I'm stepping juuuuust outside of our general unwritten policy to not talk about politics to point out a New York Magazine article profiling Nate Silver of Baseball Prospectus and how he carries baseball into politics. It's long, but fascinating if you're into baseball and politics, which, let's face it, I know you are. I've seen you waving your flags in the comments sections.

His first taste of political notoriety:

Silver, who was writing anonymously as “Poblano” and receiving about 800 visits a day, disagreed with this consensus. He’d broken the numbers down demographically and come up with a much less encouraging outcome for Clinton: a two-point squeaker in Indiana, and a seventeen-point drubbing in North Carolina. On the night of the primaries, Clinton took Indiana by one and lost North Carolina by fifteen. The national pundits were doubly shocked: one, because the results were so divergent from the polls, and two, because some guy named after a chili pepper had predicted the outcome better than anyone else.
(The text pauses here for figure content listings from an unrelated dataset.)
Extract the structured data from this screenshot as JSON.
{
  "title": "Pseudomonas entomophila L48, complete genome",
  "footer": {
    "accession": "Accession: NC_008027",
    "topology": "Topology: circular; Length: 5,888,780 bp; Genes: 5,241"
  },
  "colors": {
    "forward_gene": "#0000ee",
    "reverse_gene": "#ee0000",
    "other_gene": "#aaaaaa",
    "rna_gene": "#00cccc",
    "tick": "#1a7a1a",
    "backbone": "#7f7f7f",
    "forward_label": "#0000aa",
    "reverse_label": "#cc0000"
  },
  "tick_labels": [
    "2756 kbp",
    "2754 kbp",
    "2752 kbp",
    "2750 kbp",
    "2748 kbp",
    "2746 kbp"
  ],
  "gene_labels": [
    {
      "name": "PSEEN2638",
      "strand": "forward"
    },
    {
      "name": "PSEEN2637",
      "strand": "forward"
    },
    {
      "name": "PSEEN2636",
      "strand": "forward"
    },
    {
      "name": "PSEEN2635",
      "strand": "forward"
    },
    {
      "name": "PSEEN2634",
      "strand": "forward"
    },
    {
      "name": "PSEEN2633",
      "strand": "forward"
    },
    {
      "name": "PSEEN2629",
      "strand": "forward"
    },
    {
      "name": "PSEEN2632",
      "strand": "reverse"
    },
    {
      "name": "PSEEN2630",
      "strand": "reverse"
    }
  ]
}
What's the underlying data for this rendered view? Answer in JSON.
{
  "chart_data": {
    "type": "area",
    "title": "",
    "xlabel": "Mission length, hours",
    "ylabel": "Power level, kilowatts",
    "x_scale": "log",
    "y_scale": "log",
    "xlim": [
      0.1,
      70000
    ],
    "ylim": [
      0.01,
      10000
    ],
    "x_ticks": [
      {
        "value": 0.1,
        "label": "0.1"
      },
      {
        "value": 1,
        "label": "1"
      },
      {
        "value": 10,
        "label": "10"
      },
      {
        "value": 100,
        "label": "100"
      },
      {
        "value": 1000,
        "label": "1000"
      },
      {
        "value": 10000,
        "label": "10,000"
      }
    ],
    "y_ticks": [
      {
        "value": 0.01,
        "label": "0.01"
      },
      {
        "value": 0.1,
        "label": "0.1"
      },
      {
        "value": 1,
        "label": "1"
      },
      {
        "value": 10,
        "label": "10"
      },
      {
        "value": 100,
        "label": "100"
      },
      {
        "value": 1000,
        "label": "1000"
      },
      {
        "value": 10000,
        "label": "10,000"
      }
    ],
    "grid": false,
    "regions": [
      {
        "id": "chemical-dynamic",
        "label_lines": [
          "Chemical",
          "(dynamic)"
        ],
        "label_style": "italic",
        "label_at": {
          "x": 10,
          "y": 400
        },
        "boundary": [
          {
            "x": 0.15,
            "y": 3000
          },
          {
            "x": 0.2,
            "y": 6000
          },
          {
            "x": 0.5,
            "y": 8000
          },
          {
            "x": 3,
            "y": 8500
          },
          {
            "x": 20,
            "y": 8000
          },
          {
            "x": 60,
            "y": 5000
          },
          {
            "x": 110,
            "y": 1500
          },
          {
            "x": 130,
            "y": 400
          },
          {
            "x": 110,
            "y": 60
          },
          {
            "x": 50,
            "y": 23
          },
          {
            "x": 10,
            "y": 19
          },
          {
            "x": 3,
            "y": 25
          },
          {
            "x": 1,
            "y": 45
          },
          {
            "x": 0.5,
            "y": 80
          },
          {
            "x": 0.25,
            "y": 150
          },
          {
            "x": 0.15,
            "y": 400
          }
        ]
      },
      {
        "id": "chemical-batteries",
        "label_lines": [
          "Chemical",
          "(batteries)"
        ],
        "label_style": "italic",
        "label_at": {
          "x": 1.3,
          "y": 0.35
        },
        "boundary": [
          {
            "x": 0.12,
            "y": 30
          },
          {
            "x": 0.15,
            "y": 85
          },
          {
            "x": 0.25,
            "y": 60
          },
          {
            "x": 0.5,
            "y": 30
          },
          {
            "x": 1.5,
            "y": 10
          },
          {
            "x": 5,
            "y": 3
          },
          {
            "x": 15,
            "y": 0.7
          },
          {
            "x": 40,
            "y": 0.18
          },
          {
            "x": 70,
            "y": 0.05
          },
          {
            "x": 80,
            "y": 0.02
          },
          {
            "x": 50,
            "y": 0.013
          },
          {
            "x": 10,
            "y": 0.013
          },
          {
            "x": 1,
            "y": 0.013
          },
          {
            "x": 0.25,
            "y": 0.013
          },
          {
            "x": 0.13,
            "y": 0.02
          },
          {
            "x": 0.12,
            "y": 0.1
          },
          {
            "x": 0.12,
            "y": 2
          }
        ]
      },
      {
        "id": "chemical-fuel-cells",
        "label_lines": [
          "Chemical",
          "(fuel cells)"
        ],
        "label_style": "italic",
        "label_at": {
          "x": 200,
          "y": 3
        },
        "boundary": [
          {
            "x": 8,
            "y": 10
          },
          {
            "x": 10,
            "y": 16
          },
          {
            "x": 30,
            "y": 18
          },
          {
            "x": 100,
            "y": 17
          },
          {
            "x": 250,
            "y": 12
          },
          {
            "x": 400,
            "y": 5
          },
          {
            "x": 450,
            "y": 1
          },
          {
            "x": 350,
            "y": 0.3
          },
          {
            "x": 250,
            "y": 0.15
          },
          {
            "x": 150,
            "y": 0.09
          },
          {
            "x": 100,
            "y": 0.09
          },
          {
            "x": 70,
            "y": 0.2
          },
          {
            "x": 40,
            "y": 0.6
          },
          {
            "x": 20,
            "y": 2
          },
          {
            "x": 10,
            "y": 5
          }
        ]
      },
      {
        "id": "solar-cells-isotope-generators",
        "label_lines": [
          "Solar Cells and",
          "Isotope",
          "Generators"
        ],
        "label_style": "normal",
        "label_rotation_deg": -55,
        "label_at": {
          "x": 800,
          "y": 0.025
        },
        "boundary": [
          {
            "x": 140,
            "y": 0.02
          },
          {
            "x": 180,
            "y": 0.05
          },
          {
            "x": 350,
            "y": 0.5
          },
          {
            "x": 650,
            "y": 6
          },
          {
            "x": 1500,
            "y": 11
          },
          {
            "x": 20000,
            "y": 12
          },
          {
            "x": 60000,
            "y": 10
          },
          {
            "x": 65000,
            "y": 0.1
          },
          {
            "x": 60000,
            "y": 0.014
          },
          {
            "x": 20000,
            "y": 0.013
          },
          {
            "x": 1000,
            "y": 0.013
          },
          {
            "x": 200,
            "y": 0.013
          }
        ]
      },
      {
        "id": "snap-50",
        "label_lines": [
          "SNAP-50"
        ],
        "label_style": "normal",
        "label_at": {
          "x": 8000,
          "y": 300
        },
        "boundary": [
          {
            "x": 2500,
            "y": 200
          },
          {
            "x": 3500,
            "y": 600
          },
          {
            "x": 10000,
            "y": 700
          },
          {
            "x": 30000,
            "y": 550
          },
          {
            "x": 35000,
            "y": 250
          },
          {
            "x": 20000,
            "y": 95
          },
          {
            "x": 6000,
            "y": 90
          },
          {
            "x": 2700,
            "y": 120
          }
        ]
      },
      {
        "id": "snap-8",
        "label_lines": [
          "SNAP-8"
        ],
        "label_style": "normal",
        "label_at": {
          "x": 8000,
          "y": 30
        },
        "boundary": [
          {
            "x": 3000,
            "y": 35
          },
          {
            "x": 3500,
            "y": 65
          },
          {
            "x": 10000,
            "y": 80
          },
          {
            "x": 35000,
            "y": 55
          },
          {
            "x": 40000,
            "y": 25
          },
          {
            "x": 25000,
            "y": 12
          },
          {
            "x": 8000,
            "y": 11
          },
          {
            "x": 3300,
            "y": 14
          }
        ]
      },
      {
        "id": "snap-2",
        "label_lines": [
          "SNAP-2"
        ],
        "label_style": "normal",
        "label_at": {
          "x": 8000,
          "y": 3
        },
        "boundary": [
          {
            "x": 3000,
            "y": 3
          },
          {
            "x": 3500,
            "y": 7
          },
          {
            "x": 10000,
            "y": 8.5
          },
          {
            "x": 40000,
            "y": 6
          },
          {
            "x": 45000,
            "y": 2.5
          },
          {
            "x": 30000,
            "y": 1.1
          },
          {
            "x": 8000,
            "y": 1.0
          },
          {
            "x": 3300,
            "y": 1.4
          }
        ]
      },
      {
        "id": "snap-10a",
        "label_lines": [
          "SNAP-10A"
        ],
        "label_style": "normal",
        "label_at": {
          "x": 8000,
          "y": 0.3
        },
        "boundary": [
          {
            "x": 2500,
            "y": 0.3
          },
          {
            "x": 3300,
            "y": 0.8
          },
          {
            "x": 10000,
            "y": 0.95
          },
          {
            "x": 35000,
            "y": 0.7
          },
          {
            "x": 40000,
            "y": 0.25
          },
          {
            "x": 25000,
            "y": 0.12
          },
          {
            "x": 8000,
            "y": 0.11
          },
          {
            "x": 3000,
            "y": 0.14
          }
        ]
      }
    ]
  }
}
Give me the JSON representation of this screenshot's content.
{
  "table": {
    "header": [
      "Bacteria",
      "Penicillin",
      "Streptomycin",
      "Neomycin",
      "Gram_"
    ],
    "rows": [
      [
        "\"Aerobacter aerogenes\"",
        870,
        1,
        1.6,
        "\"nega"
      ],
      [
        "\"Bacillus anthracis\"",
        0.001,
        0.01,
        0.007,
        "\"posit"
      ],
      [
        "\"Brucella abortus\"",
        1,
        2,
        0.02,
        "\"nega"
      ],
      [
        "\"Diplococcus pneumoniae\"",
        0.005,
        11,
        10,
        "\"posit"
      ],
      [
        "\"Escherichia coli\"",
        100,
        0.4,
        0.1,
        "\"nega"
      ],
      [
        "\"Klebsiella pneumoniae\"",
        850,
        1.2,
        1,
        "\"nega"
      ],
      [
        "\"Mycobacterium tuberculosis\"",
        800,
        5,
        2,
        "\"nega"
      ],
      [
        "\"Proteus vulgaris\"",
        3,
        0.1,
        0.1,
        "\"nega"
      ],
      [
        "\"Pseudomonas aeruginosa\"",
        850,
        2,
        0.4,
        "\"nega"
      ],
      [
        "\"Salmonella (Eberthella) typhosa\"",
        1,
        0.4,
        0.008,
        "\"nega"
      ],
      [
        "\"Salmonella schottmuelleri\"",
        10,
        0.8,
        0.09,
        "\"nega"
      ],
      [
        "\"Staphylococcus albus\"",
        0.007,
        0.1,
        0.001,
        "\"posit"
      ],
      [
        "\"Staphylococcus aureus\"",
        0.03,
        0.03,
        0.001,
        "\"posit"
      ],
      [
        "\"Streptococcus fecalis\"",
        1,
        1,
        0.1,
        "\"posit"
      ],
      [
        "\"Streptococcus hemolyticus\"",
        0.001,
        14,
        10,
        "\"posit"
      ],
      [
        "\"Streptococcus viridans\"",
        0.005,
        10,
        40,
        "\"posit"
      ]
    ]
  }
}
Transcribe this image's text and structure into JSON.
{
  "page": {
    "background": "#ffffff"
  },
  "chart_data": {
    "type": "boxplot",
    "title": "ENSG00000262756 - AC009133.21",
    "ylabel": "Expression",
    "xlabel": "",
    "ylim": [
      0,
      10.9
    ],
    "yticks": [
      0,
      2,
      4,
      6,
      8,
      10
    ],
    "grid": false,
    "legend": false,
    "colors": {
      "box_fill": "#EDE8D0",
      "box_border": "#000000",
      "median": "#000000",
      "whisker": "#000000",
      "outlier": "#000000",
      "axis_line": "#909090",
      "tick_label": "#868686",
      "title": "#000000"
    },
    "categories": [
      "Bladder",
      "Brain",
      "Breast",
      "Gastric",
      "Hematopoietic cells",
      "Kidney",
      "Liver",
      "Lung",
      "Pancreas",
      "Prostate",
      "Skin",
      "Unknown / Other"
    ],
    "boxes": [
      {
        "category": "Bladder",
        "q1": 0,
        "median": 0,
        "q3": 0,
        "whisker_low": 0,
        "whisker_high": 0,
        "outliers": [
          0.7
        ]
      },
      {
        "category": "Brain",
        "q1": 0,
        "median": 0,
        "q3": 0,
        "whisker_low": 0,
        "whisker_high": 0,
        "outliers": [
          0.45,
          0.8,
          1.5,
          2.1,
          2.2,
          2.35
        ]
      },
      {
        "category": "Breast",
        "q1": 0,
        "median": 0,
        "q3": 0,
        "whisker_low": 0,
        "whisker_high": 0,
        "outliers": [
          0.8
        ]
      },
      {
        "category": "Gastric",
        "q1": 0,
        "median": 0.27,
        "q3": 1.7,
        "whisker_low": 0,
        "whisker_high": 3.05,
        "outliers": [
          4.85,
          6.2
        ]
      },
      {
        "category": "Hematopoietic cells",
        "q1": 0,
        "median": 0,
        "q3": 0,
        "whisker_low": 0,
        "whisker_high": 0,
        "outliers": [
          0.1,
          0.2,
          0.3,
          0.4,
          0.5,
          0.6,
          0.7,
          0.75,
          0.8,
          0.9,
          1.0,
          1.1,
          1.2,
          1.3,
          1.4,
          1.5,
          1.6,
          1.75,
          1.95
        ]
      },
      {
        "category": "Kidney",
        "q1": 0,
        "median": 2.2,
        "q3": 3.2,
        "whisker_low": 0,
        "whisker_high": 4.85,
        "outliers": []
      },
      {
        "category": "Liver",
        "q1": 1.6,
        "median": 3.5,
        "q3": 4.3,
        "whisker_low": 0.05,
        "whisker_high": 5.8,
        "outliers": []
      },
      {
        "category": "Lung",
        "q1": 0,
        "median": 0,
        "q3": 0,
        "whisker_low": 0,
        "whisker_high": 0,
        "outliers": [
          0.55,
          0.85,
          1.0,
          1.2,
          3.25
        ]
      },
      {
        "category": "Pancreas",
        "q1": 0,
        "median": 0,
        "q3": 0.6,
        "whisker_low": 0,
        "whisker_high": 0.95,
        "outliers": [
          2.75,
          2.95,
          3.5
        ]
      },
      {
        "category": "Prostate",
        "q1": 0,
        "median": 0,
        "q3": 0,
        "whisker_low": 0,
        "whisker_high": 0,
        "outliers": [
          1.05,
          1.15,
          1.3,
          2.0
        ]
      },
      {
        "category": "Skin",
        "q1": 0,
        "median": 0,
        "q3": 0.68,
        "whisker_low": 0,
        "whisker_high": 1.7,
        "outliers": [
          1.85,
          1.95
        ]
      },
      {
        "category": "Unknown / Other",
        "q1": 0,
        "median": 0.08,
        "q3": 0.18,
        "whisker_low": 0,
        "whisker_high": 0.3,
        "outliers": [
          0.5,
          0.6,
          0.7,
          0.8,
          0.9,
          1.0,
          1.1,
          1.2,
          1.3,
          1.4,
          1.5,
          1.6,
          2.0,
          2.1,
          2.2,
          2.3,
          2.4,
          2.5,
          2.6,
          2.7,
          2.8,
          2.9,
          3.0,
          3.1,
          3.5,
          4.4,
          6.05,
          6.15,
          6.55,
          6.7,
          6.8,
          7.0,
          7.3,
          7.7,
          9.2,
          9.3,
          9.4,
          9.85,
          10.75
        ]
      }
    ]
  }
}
And a tiny snippet about what he's up to:

So he came up with a system that predicts a pollster’s future performance based on how good it’s been in the past. In finding his average, Silver weights each poll differently—ranking them according to his own statistic, PIE (pollster-introduced error)—based on a number of factors, including its track record and its methodology. One advantage of this system is that, during the primaries, the system actually got smarter. Because each time a poll performed well in a primary, its ranking improved.

I love this. Self correcting system based on past and recent performance.

I know I totally tempted you, but if you have comments, let's stay away from specifics.